Ancak Zelenskiy'in kışkırtmaları artık işe yaramıyor. Zelenskiy'in, Filistin karşısında İsrail'i desteklemesi, aslında dünyadaki antipatisini de arttırmaya devam ediyor. Aynı zamanda Ukrayna'ya para musluklarını açan batılı ülkeler, artık sıcak para akışını da durdurdu.
Çok az maddi destek alan Ukrayna, ekonomik krizle de karşı karşıya.
Vladimir Zelenskiy, “Madem hibe vermiyorsunuz bize faizle kredi verin” diyerek aslında içler acısı durumlarını gün yüzüne çıkarıyor.
Batılı ülkeler hem Ukrayna hem de Ortadoğu arasında sıkışmış durumda; destekledikleri İsrail ve Ukrayna artık saygı görmeyen ülkeler arasında bulunuyor.
Batılı ülkeler, üzerlerindeki yükü atmak için Ukrayna'dan desteğini yavaş yavaş çekmeye başladı. Çünkü doğu Avrupa'da Ukrayna'dansa Ortadoğu'daki İsrail'e daha fazla ihtiyaçları var. Batılıların enerjisi hem Ukrayna'ya hem de İsrail'e yetmiyor.

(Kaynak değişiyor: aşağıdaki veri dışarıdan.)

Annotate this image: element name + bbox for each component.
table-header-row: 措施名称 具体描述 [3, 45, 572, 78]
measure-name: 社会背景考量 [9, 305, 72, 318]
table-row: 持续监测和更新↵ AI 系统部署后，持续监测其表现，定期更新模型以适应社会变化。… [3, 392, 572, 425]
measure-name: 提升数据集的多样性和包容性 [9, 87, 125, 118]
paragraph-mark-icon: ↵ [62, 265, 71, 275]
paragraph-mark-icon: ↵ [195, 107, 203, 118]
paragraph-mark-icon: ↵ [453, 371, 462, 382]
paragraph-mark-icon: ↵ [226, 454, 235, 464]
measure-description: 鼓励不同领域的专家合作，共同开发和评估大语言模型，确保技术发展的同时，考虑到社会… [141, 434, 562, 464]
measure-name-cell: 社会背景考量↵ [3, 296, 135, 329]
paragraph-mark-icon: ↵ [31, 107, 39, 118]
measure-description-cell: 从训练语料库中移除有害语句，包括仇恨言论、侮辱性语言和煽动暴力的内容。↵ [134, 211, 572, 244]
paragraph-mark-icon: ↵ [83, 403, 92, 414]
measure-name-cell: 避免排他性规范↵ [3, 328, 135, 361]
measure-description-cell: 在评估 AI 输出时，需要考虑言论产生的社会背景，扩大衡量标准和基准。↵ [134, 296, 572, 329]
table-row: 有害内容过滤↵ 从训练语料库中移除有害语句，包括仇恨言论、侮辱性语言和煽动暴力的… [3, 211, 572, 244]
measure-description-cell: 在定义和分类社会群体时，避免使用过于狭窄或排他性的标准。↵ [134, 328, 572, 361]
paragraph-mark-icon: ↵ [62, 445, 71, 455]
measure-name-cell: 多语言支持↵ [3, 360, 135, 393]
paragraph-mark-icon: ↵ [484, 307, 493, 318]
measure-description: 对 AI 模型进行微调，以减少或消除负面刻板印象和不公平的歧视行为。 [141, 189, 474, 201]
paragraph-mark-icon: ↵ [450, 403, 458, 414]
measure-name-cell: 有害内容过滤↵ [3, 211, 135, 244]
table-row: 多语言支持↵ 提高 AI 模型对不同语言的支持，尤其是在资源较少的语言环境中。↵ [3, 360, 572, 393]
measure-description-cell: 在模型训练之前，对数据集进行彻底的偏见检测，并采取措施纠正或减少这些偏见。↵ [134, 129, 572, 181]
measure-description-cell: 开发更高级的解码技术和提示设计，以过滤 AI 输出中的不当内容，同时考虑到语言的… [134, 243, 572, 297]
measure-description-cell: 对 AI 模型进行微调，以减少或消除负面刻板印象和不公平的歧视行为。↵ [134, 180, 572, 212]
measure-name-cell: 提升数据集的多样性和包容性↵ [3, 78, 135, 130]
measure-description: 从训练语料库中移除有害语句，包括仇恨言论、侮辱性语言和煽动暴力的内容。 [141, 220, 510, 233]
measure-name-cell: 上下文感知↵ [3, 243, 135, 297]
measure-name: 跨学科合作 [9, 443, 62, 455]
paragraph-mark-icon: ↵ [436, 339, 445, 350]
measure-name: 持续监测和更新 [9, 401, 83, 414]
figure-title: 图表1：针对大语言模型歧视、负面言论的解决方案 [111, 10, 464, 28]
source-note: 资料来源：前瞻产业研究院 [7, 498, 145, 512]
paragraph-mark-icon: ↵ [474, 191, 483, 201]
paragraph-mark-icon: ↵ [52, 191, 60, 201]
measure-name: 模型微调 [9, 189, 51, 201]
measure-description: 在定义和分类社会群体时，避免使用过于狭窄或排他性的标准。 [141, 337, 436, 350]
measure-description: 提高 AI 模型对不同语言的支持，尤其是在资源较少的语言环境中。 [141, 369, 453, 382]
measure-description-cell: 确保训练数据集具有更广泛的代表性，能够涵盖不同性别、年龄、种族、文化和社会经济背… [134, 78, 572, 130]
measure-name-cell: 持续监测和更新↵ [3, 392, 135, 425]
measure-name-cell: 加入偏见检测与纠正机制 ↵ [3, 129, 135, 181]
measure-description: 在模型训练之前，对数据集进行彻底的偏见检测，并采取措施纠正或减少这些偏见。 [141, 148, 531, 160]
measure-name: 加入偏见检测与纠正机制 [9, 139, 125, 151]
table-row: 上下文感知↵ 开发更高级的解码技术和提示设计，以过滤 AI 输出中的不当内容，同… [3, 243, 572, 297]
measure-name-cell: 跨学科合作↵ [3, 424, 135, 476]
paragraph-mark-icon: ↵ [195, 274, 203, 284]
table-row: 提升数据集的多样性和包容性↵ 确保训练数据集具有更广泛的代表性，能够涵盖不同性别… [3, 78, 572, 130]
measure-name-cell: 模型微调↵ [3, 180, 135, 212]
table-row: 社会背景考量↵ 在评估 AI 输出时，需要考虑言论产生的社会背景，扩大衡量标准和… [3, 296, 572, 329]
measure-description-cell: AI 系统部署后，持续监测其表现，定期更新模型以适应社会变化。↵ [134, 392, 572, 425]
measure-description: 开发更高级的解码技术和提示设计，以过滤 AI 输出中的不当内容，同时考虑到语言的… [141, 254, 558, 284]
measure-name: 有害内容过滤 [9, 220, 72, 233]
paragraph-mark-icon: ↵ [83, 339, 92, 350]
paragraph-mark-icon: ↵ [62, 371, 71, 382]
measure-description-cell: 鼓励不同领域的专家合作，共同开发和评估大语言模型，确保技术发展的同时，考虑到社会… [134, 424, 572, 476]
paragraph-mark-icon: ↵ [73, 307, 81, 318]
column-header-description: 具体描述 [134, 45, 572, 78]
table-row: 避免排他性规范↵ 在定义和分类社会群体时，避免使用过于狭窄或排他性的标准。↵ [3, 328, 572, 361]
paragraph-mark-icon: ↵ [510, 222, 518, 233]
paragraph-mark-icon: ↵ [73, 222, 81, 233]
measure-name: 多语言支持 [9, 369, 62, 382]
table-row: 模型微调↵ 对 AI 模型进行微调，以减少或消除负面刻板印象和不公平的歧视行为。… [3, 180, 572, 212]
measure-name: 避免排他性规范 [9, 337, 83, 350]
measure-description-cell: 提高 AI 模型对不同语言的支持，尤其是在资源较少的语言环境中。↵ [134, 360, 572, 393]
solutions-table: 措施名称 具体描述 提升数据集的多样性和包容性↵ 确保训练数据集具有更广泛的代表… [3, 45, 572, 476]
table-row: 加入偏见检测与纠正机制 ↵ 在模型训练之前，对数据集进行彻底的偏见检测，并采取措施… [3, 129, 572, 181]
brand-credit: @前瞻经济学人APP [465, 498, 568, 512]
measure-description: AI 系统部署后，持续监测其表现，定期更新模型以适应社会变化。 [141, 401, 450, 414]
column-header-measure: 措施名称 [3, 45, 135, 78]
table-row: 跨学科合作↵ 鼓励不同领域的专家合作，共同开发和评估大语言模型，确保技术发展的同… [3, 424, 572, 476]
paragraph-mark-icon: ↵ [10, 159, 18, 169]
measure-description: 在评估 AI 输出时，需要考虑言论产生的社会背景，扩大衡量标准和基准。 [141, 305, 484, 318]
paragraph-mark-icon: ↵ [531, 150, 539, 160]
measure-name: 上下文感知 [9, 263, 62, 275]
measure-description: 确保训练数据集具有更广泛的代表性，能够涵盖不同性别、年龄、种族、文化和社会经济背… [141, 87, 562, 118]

Ukrayna iç siyasetine baktığımız zaman Zelenskiy artık eleştirilen bir lider haline geldi. Halk demokratik seçimler istiyor, Zelenskiy'in yanında olan bazı siyasiler de saf değiştirmeye başladı.
Zelenskiy artık ülkede ‘İstenmeyen adam' rolünde.
Zelenskiy'in tek sığındığı şey geçtiğimiz günlerde yine uzatılan Olağanüstü Hal durumu. Böylelikle Zelenskiy, koltuğunu korumaya çalışıyor. Öyle ki olası seçimlerde kaybetmesi muhtemel olan Zelenskiy, bu çatışmaların uzaması için büyük çaba sarf ediyor.
Uluslararası diplomaside de bir dönem popüler olan Zelenskiy artık bu popüleritesini de yitirdi. Katıldığı birçok platformda artık ilgiyle dinlenmiyor.
Rusya, bu süreci çok iyi değerlendirdi. Ekonomik yaptırımlara karşı alternatifler oluşturdu, kendi petrol pazarını oluşturdu, dezenformasyonlara kulak asmadı, Ukrayna halkının yerine stratejik noktaları hedef aldı.
Rusya bu sınavı başarılı bir şekilde geçti. Böylelikle Rusya hem Ukrayna'ya hem de batılı ülkelere karşı büyük bir başarı gösterdi. Belki de taarruzlarında başarılı olamayan Ukrayna ordusuna karşı büyük bir karşı taarruz bile başlatılabilir.
Rusya'nın güçlü bir taarruz için hem silahı hem de askeri personel gücü var.